In 1923, Fleisher received the Philadelphia Award, designed by Oakley, for his contributions to the cultural life of the city. When he saw the exhibition of Oakley’s mural panels for the Pennsylvania Supreme Court at the Sesquicentennial Celebration in Philadelphia in 1926, he was so impressed by her painting of Moses in The Decalogue, he asked her to design an altarpiece with a similar theme for the church sanctuary. Although she was headed to Geneva to attend the League of Nations sessions, she agreed to work on the commission afterward in Florence, where experienced craftsmen could construct the altarpiece.

Oakley, who had designed an Ascension altarpiece for All Angels Church in 1900, had recently employed the early Renaissance art form in her murals The Legend of the Latchstring and The Slave Ship Ransomed (1919–20) in the Pennsylvania Senate Chamber and The Great Wonder: A Vision of the Apocalypse (1923–24) in the Vassar College Alumnae House. Like the Ascension, the altarpiece for the sanctuary would be a reredos, a vertical panel at the back of the altar facing the congregation. To coordinate with the church architecture, she chose the single panel format of the vita icon in which a large central image of a saint is flanked by smaller biographical scenes and in the predella, as in the Saint Francis altarpiece in the Bardi Chapel of the Basilica of Santa Croce. The monumental structure, seventeen by eight feet, is composed of gilded wood with inset panels painted in oil on canvas. Since Fleisher planned the altarpiece as a memorial to his mother, Oakley represented Pharoah’s Daughter and the Infant Moses as a Madonna and Child. The striking image of the dark-skinned Egyptian Madonna embracing the light-skinned Jewish child made a rhetorical statement about the power of maternal behavior to transcend racial and religious prejudice.

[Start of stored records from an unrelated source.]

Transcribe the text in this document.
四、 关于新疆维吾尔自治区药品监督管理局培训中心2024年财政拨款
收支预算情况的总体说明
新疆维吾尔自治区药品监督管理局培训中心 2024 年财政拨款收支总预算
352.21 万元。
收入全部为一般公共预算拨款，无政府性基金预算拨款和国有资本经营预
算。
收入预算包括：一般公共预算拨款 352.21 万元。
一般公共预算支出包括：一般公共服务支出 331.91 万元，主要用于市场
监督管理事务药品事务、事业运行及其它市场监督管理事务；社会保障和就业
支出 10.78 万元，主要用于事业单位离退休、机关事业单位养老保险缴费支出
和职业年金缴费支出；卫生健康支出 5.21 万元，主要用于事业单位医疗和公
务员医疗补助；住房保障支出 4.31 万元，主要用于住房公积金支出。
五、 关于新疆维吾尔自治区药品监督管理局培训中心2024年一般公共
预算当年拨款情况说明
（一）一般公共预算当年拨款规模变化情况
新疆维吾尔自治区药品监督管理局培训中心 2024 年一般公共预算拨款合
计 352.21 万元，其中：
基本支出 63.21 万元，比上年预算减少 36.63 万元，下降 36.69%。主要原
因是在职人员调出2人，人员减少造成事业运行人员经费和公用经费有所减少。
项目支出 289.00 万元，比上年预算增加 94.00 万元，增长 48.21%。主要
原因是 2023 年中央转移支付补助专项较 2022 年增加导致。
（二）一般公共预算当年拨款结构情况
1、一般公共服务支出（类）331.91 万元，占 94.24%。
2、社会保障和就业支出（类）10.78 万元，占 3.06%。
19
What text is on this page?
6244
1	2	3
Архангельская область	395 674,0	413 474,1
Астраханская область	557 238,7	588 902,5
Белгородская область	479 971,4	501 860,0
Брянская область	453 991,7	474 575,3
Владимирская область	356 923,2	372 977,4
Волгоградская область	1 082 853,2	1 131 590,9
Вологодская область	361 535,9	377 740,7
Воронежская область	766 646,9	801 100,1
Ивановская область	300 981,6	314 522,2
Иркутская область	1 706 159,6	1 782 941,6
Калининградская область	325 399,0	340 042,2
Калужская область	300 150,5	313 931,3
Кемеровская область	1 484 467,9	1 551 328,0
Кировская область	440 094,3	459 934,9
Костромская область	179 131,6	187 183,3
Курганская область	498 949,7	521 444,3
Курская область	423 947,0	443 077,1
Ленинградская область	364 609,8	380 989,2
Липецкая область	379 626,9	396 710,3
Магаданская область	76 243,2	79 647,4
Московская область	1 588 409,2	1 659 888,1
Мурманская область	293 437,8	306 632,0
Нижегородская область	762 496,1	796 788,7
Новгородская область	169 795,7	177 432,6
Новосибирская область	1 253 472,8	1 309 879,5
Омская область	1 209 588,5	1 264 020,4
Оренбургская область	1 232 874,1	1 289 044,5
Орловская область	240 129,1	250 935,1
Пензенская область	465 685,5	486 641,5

At the peak of the altarpiece, Oakley included a vignette of the child Moses with his biological mother, Jochebed. The small biographical scenes depicted events in Moses’s life from Exodus: on the left, The Seven Daughters of Jethro, The Burning Bush, Return into Egypt, and Pharaoh Defieth the Lord; on the right, The Plagues of Egypt, The Institution of the Passover, The Exodus of the Children of Israel, and The Hosts of Pharaoh Overwhelmed. In the predella, from left to right are The Ten Commandments (a copy of the Supreme Court panel), Fruits of the Promised Land, and Water Smitten from the Rock.

The challenge, Oakley remarked, was “to create an Italianesque reredos for a Romanesque church, preserving the Egyptian flavor and symmetry without making the decoration conventionally Egyptian.”1 Her design solution was an original synthesis of traditional Christian iconography with contemporary Art Deco stylization and color palette that emerged from the “Egyptomania” craze following the excavation of Tutankhamen’s tomb by British archaeologist Howard Carter in 1922.

Renamed the Samuel S. Fleisher Art Memorial after Fleisher’s death in 1944, the free public art school he founded has operated for more than a century in its original buildings, including the Sanctuary and the Life of Moses altarpiece, which were listed on the National Register of Historic Places in 1983.


1 Philadelphia Public Ledger, November 24, 1929.